P096: A Conservative Dictionary Can Only Describe The Past

Here’s what might be an uncontroversial statement: the way we speak to each other changes over time. If you don’t believe me, try and read Charles Dickens’s A Christmas Carol aloud. Bet you don’t get past the word “farthing.” It’s abundantly clear that human communication patterns evolve, driven by the method of connection, the topic of the day, the tone of the moment. However, when it comes time to document this natural evolution, the process is anything but uncontroversial.

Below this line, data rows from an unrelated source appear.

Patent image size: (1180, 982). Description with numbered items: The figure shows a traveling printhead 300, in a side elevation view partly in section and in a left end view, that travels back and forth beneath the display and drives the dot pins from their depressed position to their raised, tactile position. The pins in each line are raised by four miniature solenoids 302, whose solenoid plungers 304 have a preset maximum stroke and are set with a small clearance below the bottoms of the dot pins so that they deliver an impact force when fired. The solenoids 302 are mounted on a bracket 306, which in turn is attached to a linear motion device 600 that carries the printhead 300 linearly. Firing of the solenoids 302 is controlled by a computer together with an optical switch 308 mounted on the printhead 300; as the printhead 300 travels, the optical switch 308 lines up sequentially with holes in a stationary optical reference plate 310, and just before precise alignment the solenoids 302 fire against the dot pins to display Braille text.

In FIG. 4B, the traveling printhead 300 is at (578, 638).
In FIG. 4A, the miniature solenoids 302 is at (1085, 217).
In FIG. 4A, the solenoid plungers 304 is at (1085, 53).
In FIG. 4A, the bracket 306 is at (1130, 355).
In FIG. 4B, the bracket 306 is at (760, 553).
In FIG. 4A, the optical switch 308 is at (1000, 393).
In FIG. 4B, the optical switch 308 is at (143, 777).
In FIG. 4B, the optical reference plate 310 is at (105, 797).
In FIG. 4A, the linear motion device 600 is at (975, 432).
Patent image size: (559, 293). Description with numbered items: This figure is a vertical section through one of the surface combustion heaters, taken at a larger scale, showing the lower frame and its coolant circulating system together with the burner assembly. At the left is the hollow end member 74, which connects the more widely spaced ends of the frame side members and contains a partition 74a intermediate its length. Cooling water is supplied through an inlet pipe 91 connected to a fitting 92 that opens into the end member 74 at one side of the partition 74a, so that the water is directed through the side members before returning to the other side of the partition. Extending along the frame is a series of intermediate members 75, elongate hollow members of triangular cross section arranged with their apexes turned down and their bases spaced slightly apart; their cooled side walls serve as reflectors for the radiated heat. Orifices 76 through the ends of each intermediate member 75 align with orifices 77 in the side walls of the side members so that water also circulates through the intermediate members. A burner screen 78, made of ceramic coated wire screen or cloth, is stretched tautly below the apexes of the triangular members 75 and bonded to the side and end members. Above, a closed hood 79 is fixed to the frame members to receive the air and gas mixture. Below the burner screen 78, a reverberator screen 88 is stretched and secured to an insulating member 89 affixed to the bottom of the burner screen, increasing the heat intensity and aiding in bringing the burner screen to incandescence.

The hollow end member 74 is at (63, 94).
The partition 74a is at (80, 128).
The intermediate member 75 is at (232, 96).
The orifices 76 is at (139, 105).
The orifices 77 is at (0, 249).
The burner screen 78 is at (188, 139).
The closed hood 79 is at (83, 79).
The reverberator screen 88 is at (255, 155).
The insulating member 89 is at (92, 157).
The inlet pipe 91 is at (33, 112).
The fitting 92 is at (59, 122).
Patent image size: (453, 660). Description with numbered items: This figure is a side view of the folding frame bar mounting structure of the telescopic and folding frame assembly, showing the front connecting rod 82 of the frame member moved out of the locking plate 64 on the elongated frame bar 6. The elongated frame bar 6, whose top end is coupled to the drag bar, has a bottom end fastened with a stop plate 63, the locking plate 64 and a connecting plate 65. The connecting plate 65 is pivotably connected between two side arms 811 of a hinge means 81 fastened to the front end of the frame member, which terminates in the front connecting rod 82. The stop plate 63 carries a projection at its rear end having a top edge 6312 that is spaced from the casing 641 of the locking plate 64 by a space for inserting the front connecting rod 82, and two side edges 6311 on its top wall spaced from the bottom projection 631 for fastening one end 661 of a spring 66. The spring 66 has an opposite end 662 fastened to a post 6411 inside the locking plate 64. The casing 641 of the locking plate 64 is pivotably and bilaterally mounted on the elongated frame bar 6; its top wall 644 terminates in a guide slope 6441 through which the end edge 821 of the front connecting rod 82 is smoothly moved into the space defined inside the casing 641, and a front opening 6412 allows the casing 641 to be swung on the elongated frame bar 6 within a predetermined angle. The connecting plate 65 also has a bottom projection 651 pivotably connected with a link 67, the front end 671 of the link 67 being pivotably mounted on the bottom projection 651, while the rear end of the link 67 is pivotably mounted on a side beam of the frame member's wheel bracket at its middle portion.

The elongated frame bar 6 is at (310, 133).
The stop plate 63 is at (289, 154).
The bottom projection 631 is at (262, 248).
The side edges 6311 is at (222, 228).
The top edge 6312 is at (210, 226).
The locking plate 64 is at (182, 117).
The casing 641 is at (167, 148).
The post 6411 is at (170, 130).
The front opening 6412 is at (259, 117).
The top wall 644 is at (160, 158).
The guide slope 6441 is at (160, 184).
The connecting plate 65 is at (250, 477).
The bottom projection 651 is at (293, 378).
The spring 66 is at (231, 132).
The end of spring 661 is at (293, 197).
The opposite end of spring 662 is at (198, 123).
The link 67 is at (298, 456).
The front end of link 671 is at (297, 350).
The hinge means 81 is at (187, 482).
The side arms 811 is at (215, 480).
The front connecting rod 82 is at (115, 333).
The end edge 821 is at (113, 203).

Last month, Oxford Dictionaries named the “Face with Tears of Joy” emoji the “word” of the year and the response was, uh, consistent. Thankfully, Caitlin Dewey took a moment to pull apart the incentives at play when dictionaries pull stunt PR moves and it all is starting to make sense. According to Dewey:

  1. Sales of reference books, including dictionaries, are down 37% since 2007, and traffic to their owned websites are down as well, due to Google’s ever-increasing sophistication.
  2. Dictionaries looking to offset these losses are differentiating their product by adding modern words and phrases.
  3. The dictionary then rides the wave of publicity around these announcements, driving awareness and positioning themselves as the most relevant, up-to-date dictionary.

This is a the only way forward. A dictionary cannot be frozen in time. Yes it’s true that dictionaries have been disrupted by search engines, but in order to remain relevant at all, they need to have the most useful, most diverse set of words. A dictionary that closes itself off from the outside world becomes an artifact: ossified, rigid and useless. Those who would close the borders of our dictionaries would sentence our language – and those who speak it – to the inbred backwaters of our cloistered past.